Die Propagandamaschinerie der Mobilfunkbetreiber lief unterdessen auf Hochtouren. Mit 5G könne man 100mal mehr Daten in 100mal höherer Geschwindigkeit übertragen, hiess es. Dass man Solches mit 30mal weniger Sendeleistung bewerkstelligen wollte, in obigem Beispiel mit gerade mal 100Watt ERP gegenüber 3000Watt ERP für 3G und 4G, schien die kantonalen Vollzugsbehörden und die Gerichte, bis hinauf ins Bundesgericht, überhaupt nicht zu stören. Ob die Betreiber ihre Sendeantennen sinnvoll einsetzen wollen oder nicht, habe die Behörde nicht zu entscheiden, tönte es etwa aus Lausanne.

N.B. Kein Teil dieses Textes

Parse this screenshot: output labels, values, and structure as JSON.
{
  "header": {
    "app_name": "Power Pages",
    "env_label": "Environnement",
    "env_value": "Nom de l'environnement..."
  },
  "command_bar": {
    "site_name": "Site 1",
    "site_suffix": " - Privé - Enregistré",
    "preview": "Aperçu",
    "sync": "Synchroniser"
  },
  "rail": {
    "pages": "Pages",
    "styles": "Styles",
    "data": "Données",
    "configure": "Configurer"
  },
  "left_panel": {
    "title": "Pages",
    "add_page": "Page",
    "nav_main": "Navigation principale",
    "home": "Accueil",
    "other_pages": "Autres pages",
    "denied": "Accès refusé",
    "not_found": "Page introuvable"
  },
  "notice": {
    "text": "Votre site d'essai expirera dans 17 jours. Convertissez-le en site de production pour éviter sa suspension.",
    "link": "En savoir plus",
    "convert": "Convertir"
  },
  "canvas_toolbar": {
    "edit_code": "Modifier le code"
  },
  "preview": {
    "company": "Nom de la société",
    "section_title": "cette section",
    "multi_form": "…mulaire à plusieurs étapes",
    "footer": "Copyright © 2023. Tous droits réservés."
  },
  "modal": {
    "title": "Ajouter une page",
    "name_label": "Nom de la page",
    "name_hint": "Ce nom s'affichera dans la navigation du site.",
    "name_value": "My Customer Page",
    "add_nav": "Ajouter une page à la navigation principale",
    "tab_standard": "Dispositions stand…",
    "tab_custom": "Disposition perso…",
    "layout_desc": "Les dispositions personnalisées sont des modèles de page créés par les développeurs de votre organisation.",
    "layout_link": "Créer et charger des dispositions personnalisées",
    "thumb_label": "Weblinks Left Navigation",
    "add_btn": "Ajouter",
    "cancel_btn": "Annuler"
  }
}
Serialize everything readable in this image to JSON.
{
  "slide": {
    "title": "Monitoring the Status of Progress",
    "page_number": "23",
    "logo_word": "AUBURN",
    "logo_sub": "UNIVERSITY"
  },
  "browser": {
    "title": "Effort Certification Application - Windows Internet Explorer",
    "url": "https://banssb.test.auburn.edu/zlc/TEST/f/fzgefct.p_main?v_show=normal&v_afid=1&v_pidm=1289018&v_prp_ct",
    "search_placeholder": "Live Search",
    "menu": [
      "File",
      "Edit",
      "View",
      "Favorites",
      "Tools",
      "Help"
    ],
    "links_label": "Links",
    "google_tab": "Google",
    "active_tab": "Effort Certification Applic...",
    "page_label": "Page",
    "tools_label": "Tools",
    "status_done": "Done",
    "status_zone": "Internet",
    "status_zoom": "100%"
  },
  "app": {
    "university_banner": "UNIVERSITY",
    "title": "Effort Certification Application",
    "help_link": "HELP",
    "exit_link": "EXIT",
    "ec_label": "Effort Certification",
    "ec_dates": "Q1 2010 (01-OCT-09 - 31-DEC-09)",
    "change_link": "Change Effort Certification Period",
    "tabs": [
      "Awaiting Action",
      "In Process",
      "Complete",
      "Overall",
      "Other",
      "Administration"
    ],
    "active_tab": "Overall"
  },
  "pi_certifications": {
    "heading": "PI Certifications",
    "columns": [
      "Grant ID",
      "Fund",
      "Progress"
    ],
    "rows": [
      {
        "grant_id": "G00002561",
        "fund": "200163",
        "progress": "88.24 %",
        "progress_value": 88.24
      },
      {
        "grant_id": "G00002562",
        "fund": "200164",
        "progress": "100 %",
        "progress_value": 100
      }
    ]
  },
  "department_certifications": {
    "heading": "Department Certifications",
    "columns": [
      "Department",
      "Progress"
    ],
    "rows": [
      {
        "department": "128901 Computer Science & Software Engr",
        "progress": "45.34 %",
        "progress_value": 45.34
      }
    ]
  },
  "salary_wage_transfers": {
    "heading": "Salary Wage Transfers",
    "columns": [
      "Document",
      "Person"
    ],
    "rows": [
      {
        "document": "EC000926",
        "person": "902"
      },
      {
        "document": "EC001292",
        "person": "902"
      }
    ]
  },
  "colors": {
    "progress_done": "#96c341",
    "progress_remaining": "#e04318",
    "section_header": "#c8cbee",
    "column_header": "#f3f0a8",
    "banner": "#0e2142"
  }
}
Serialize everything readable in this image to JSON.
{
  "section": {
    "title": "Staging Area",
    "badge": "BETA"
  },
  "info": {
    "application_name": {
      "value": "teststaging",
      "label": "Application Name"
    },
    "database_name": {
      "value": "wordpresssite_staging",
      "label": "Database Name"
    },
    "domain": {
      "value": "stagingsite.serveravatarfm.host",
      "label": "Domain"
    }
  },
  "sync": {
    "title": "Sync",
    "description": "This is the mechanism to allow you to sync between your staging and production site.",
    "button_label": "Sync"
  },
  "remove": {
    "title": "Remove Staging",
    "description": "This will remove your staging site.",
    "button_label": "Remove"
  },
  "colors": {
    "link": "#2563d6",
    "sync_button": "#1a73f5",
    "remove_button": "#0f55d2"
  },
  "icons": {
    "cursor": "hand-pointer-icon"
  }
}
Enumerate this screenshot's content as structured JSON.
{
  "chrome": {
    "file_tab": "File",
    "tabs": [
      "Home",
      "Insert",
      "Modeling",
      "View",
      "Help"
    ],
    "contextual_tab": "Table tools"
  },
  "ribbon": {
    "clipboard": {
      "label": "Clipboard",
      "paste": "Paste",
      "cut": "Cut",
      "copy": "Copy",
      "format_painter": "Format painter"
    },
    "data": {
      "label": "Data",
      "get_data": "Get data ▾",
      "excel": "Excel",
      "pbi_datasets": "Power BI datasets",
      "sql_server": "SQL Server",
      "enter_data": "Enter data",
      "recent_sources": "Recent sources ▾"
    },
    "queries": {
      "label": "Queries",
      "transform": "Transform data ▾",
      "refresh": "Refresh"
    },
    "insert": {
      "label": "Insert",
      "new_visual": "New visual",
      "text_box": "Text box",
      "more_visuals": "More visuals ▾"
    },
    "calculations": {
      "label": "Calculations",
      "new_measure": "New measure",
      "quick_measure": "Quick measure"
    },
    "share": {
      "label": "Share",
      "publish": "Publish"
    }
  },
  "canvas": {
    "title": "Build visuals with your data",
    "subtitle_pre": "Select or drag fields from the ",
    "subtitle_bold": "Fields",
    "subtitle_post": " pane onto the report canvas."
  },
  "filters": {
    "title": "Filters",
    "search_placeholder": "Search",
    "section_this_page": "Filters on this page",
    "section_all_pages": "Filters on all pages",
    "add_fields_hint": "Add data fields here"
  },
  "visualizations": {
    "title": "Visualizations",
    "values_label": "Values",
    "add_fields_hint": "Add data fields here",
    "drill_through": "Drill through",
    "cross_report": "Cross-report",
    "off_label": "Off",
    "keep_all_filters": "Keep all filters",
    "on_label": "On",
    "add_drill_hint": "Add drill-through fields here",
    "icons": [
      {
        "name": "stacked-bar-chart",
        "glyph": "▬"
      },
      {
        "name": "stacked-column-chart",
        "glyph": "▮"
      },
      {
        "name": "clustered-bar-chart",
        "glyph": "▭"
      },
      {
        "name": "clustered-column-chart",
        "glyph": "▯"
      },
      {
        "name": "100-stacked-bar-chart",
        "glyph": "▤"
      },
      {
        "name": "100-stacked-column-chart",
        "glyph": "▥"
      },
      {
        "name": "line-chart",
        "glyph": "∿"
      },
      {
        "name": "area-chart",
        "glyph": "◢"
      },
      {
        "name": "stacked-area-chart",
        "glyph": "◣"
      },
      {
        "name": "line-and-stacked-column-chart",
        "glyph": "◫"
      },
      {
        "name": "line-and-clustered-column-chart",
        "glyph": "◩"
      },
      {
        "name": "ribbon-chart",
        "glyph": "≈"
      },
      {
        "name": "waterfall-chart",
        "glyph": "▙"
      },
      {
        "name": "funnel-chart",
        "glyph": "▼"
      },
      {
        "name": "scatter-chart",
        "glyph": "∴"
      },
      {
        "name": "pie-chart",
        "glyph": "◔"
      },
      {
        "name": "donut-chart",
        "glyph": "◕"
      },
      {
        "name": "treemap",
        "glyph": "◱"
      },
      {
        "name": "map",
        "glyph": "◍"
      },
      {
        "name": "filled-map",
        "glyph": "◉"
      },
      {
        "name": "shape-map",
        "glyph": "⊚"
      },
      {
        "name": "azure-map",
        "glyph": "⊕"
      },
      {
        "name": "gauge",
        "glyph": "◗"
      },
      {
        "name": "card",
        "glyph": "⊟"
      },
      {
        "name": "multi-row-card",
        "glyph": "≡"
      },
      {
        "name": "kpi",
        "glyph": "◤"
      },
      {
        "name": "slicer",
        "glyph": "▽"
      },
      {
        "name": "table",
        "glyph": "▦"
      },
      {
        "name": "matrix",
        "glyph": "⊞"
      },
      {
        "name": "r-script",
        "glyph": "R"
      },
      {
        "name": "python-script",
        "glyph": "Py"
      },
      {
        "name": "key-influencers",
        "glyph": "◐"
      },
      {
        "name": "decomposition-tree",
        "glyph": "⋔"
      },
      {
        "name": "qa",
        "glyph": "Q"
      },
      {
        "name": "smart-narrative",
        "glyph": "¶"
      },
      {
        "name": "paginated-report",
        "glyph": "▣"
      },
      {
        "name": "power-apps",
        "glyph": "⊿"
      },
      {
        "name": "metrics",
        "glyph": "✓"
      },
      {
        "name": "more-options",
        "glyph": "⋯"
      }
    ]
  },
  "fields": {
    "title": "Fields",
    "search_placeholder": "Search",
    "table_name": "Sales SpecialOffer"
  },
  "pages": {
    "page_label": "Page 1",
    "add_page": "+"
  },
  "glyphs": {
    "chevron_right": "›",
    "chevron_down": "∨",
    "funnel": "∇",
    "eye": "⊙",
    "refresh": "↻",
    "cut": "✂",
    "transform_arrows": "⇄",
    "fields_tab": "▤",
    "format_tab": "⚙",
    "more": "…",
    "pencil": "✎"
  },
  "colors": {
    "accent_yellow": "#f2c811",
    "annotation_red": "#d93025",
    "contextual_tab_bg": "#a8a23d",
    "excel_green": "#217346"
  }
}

Das rief dann unsererseits unseren Fukingenieur ETH Thomas Fluri auf die Bühne, welcher mit seinen Argumenten und Berechnungen Klipp und klar nachwies, dass sogenannt adaptive 5G-Sendeantennen, die im Stande sind, mit ihren relativ dünnen Strahlenkegeln, den sogenannten Beams, die Handynutzer regelrecht zu verfolgen, unterhalb 10% ihrer maximal möglichen ERP-Leistung, gar nicht funktionieren.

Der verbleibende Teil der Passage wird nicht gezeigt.